CD16⁺NK-92 in vitro ADCC assay against primary acute myeloid leukemia (AML) and OCI/AML5. OCI/AML5 cells were labeled with 100 μCi of Na₂⁵¹CrO₄ for 2 hours +/− 10 μg/mL of 7G3 (anti-CD123 mAb) prior to treatment with CD16⁺NK-92 in 96-well plates in a standard chromium release assay. Data are presented as the mean percent lysis of triplicate samples (+/−Standard Deviation) from a representative experiment carried out twice.

Figure 7.

iCD16⁺NK-92 +/− 7G3 or isotype control treatment of primary acute myeloid leukemia (AML) xenografted mice.
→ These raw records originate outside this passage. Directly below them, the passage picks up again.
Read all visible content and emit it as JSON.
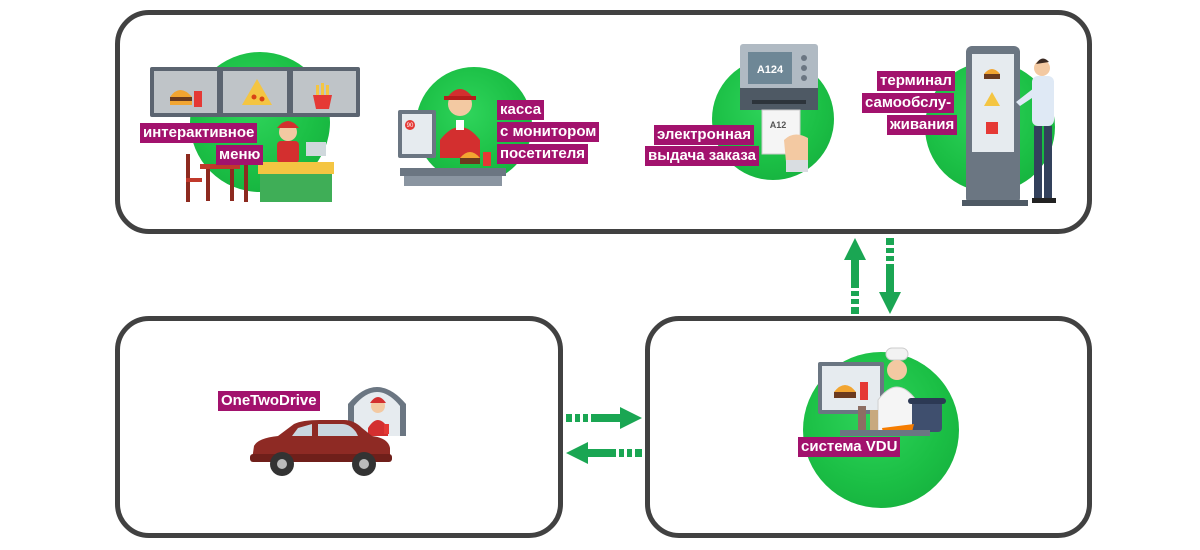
{
  "labels": {
    "menu_line1": "интерактивное",
    "menu_line2": "меню",
    "kassa_line1": "касса",
    "kassa_line2": "с монитором",
    "kassa_line3": "посетителя",
    "edelivery_line1": "электронная",
    "edelivery_line2": "выдача заказа",
    "kiosk_line1": "терминал",
    "kiosk_line2": "самообслу-",
    "kiosk_line3": "живания",
    "drive": "OneTwoDrive",
    "vdu": "система VDU",
    "ticket_screen": "A124",
    "ticket_paper": "A12",
    "sticker": "90"
  },
  "colors": {
    "panel_border": "#414141",
    "accent_green": "#1bbf45",
    "label_bg": "#a2126d",
    "arrow_green": "#1aa653"
  },
  "arrows": [
    {
      "name": "up-arrow",
      "direction": "up"
    },
    {
      "name": "down-arrow",
      "direction": "down"
    },
    {
      "name": "right-arrow",
      "direction": "right"
    },
    {
      "name": "left-arrow",
      "direction": "left"
    }
  ]
}
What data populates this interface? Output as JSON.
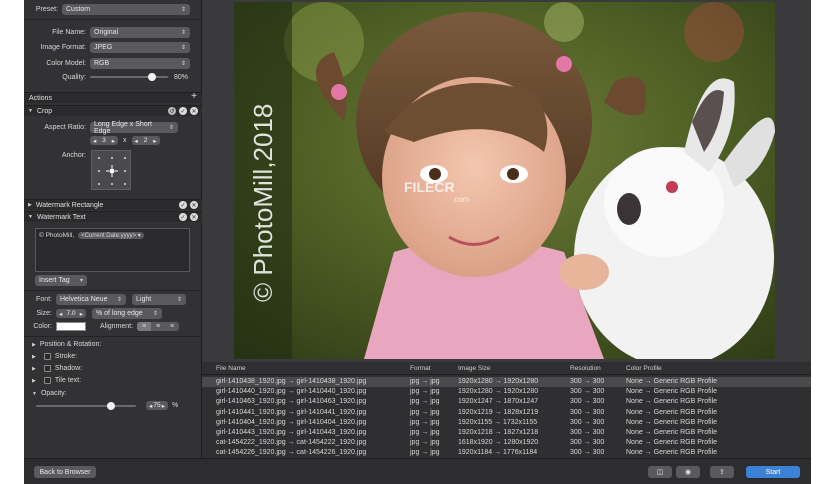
{
  "settings": {
    "preset_label": "Preset:",
    "preset_value": "Custom",
    "file_name_label": "File Name:",
    "file_name_value": "Original",
    "image_format_label": "Image Format:",
    "image_format_value": "JPEG",
    "color_model_label": "Color Model:",
    "color_model_value": "RGB",
    "quality_label": "Quality:",
    "quality_value": "80%",
    "quality_level": 0.8
  },
  "actions": {
    "header": "Actions",
    "add": "+",
    "crop": {
      "title": "Crop",
      "aspect_ratio_label": "Aspect Ratio:",
      "aspect_ratio_value": "Long Edge x Short Edge",
      "ratio_a": "3",
      "ratio_x": "x",
      "ratio_b": "2",
      "anchor_label": "Anchor:"
    },
    "watermark_rectangle": {
      "title": "Watermark Rectangle"
    },
    "watermark_text": {
      "title": "Watermark Text",
      "text_value": "© PhotoMill,",
      "tag_value": "<Current Date:yyyy>",
      "insert_tag": "Insert Tag",
      "font_label": "Font:",
      "font_value": "Helvetica Neue",
      "weight_value": "Light",
      "size_label": "Size:",
      "size_value": "7.0",
      "size_unit": "% of long edge",
      "color_label": "Color:",
      "alignment_label": "Alignment:",
      "position_label": "Position & Rotation:",
      "stroke_label": "Stroke:",
      "shadow_label": "Shadow:",
      "tile_label": "Tile text:",
      "opacity_label": "Opacity:",
      "opacity_value": "75",
      "opacity_unit": "%",
      "opacity_level": 0.75
    }
  },
  "preview": {
    "watermark": "© PhotoMill,2018",
    "overlay_logo": "FILECR",
    "overlay_sub": ".com"
  },
  "table": {
    "columns": [
      "File Name",
      "Format",
      "Image Size",
      "Resolution",
      "Color Profile"
    ],
    "rows": [
      [
        "girl-1410438_1920.jpg → girl-1410438_1920.jpg",
        "jpg → jpg",
        "1920x1280 → 1920x1280",
        "300 → 300",
        "None → Generic RGB Profile"
      ],
      [
        "girl-1410440_1920.jpg → girl-1410440_1920.jpg",
        "jpg → jpg",
        "1920x1280 → 1920x1280",
        "300 → 300",
        "None → Generic RGB Profile"
      ],
      [
        "girl-1410463_1920.jpg → girl-1410463_1920.jpg",
        "jpg → jpg",
        "1920x1247 → 1870x1247",
        "300 → 300",
        "None → Generic RGB Profile"
      ],
      [
        "girl-1410441_1920.jpg → girl-1410441_1920.jpg",
        "jpg → jpg",
        "1920x1219 → 1828x1219",
        "300 → 300",
        "None → Generic RGB Profile"
      ],
      [
        "girl-1410404_1920.jpg → girl-1410404_1920.jpg",
        "jpg → jpg",
        "1920x1155 → 1732x1155",
        "300 → 300",
        "None → Generic RGB Profile"
      ],
      [
        "girl-1410443_1920.jpg → girl-1410443_1920.jpg",
        "jpg → jpg",
        "1920x1218 → 1827x1218",
        "300 → 300",
        "None → Generic RGB Profile"
      ],
      [
        "cat-1454222_1920.jpg → cat-1454222_1920.jpg",
        "jpg → jpg",
        "1618x1920 → 1280x1920",
        "300 → 300",
        "None → Generic RGB Profile"
      ],
      [
        "cat-1454226_1920.jpg → cat-1454226_1920.jpg",
        "jpg → jpg",
        "1920x1184 → 1776x1184",
        "300 → 300",
        "None → Generic RGB Profile"
      ]
    ]
  },
  "footer": {
    "back_label": "Back to Browser",
    "start_label": "Start"
  },
  "colors": {
    "accent": "#3b82d6",
    "panel": "#323234",
    "selected_row": "#4a4a4d"
  }
}
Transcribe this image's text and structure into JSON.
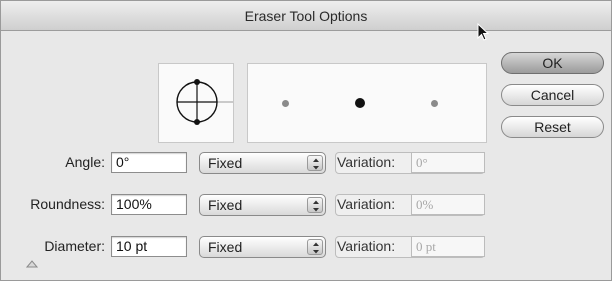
{
  "window": {
    "title": "Eraser Tool Options"
  },
  "buttons": {
    "ok": "OK",
    "cancel": "Cancel",
    "reset": "Reset"
  },
  "rows": [
    {
      "label": "Angle:",
      "value": "0°",
      "mode": "Fixed",
      "variation_label": "Variation:",
      "variation_value": "0°"
    },
    {
      "label": "Roundness:",
      "value": "100%",
      "mode": "Fixed",
      "variation_label": "Variation:",
      "variation_value": "0%"
    },
    {
      "label": "Diameter:",
      "value": "10 pt",
      "mode": "Fixed",
      "variation_label": "Variation:",
      "variation_value": "0 pt"
    }
  ],
  "icons": {
    "brush_shape": "angle-roundness-preview-icon",
    "slider_marker": "triangle-marker-icon",
    "cursor": "arrow-cursor-icon"
  },
  "colors": {
    "default_button": "#a9a9a9",
    "dialog_bg": "#e8e8e8",
    "preview_dots": "#111111"
  }
}
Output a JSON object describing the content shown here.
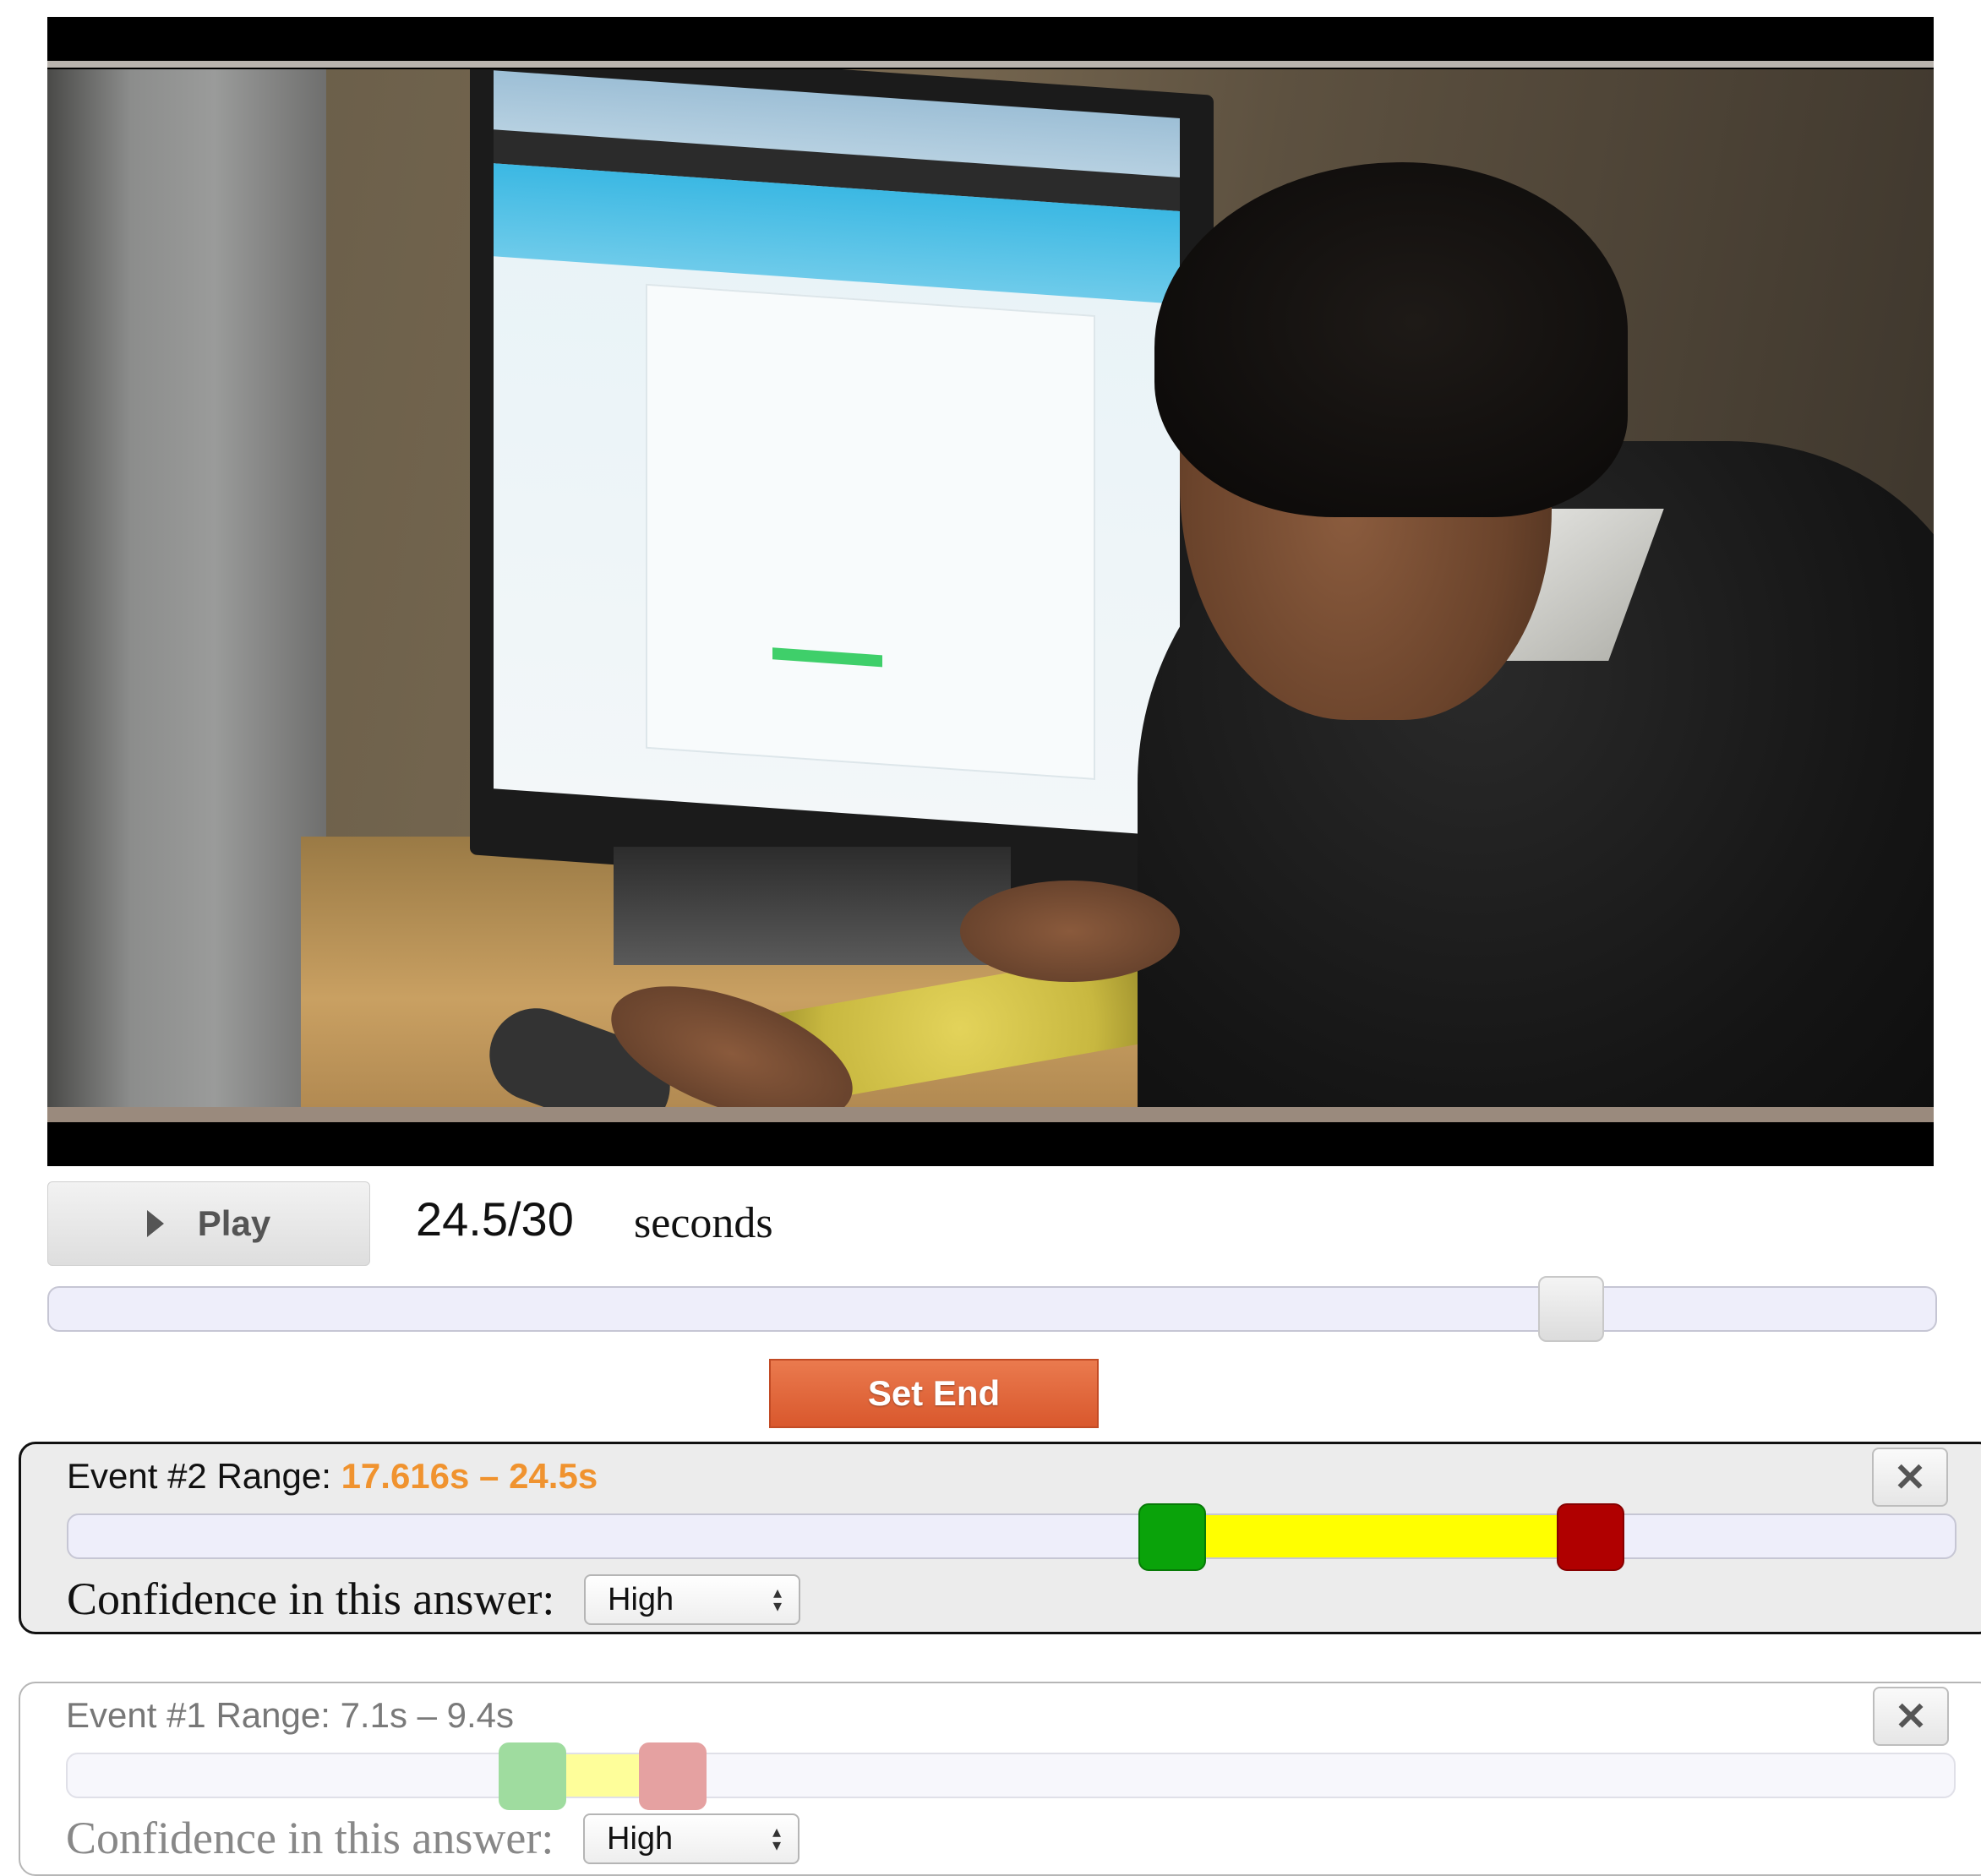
{
  "controls": {
    "play_label": "Play",
    "time_readout": "24.5/30",
    "time_unit": "seconds",
    "current_time": 24.5,
    "duration": 30,
    "set_end_label": "Set End"
  },
  "events": [
    {
      "title": "Event #2 Range: ",
      "range_text": "17.616s – 24.5s",
      "start": 17.616,
      "end": 24.5,
      "confidence_label": "Confidence in this answer:",
      "confidence_value": "High",
      "close_label": "✕",
      "active": true
    },
    {
      "title": "Event #1 Range: ",
      "range_text": "7.1s – 9.4s",
      "start": 7.1,
      "end": 9.4,
      "confidence_label": "Confidence in this answer:",
      "confidence_value": "High",
      "close_label": "✕",
      "active": false
    }
  ],
  "colors": {
    "set_end_button": "#d9582d",
    "range_start_handle": "#0aa30a",
    "range_end_handle": "#b00000",
    "range_fill": "#ffff00",
    "active_range_text": "#f0932f"
  },
  "icons": {
    "play": "play-triangle-icon",
    "close": "close-icon",
    "select": "updown-arrows-icon"
  }
}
NOD/SCID gamma^null (NSG) mice were inoculated intravenously (i.v.) with 3×10⁶ passage human AML spleen-derived cells (day 0) and treated with iCD16⁺NK-92 +/− 7G3 or BM4 × 5 doses [intraperitoneal injection (i.p.)] (3×/week) starting on day 3 (A). Controls included no therapy and antibodies alone (n=5 for all groups). Survival was determined using Kaplan-Meier survival analysis with a log rank test (B).